Però i docenti nel mondo scolastico sono gli adulti e hanno, fra le altre cose, anche il dovere di sorveglianza. Ce ne vorrebbe di più per ridurre questo fenomeno? «Credo che aumentare la sorveglianza a scuola non serva a molto, anche perché poi gli episodi si spostano fuori dal contesto scolastico. E poi la scuola non è una prigione. Penso piuttosto che si debba fare ancor più sensibilizzazione. Penso che ci siano troppi tabù. Si cerca di ‘proteggere’ i bambini, senza rendersi conto che così facendo si distruggono altri. Invece bisognerebbe rimanere sempre comunicativi con i bambini. Ovviamente calibrando le parole, ma questo vale per tutto in generale. È importante dir loro come stanno le cose, anche sui temi ritenuti delicati. Si eviterebbero molti problemi». A tal proposito, il bullismo che hai subìto era di stampo religioso. Non parlavate mai di religione islamica a lezione? «Sì, certo. Da un punto di vista storico innanzitutto. E poi anche in altre occasioni. Ma non veniva mai normalizzato. Se ne parlava come se fosse qualcosa di lontano, una cultura distante, quando in realtà fa parte a tutti gli effetti della società».

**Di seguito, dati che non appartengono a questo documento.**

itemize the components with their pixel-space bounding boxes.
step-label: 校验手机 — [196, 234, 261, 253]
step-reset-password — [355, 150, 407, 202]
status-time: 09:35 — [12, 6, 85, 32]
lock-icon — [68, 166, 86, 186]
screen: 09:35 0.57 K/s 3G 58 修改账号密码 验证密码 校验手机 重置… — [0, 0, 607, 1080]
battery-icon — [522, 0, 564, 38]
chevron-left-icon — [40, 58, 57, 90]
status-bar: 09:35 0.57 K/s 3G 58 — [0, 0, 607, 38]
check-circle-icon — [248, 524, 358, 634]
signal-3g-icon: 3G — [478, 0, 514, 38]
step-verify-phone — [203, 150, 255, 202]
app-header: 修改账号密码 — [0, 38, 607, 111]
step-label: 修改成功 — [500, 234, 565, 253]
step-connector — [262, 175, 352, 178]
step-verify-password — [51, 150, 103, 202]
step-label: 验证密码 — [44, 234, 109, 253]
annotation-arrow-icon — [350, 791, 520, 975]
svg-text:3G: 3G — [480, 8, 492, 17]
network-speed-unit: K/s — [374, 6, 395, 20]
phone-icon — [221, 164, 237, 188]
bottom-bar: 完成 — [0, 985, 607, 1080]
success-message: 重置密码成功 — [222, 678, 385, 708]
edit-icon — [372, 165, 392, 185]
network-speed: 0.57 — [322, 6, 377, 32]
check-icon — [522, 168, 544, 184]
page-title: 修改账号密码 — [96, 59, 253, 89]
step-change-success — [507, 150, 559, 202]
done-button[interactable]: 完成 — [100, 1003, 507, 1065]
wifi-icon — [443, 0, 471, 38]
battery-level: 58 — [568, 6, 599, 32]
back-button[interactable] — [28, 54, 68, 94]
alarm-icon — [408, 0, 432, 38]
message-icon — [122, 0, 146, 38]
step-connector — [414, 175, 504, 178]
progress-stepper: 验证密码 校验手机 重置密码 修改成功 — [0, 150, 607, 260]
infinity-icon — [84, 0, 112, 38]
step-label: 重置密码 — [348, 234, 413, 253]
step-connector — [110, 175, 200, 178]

Alcune materie scolastiche tuttavia sono state molto utili per Sara in quel difficile contesto. «Ginnastica è stata una delle mie salvezze perché riuscivo a sfogarmi molto. Anche musica. Purtroppo dopo le Medie ho frequentato il Liceo, ma non lo desideravo. Anche quella è stata un’imposizione della famiglia. Ora sto prendendo in mano la mia vita e l’anno prossimo voglio iscrivermi alla Scuola Dimitri». Questo il futuro. E ripensando al passato, ai bulli dell’adolescenza: li hai perdonati? «Purtroppo serbo ancora del rancore nei loro confronti. Più che altro perché quel tipo di esperienza non te la dimentichi facilmente, perché in qualche modo ti segna. Mi fa emozionare anche adesso mentre ne parlo (dice con la voce tremolante, ndr). Ho fatto molta, molta, fatica a fare amicizia a scuola a causa di questi commenti. Ci ho messo un paio d’anni. Non è stato facile. Però vorrei anche dire loro: cercate di capirvi. Capire da cosa viene questa volontà di fare del male al prossimo. Secondo me deriva dal proprio malessere personale. Tutte le persone che fanno del male al prossimo è perché non stanno bene loro stesse».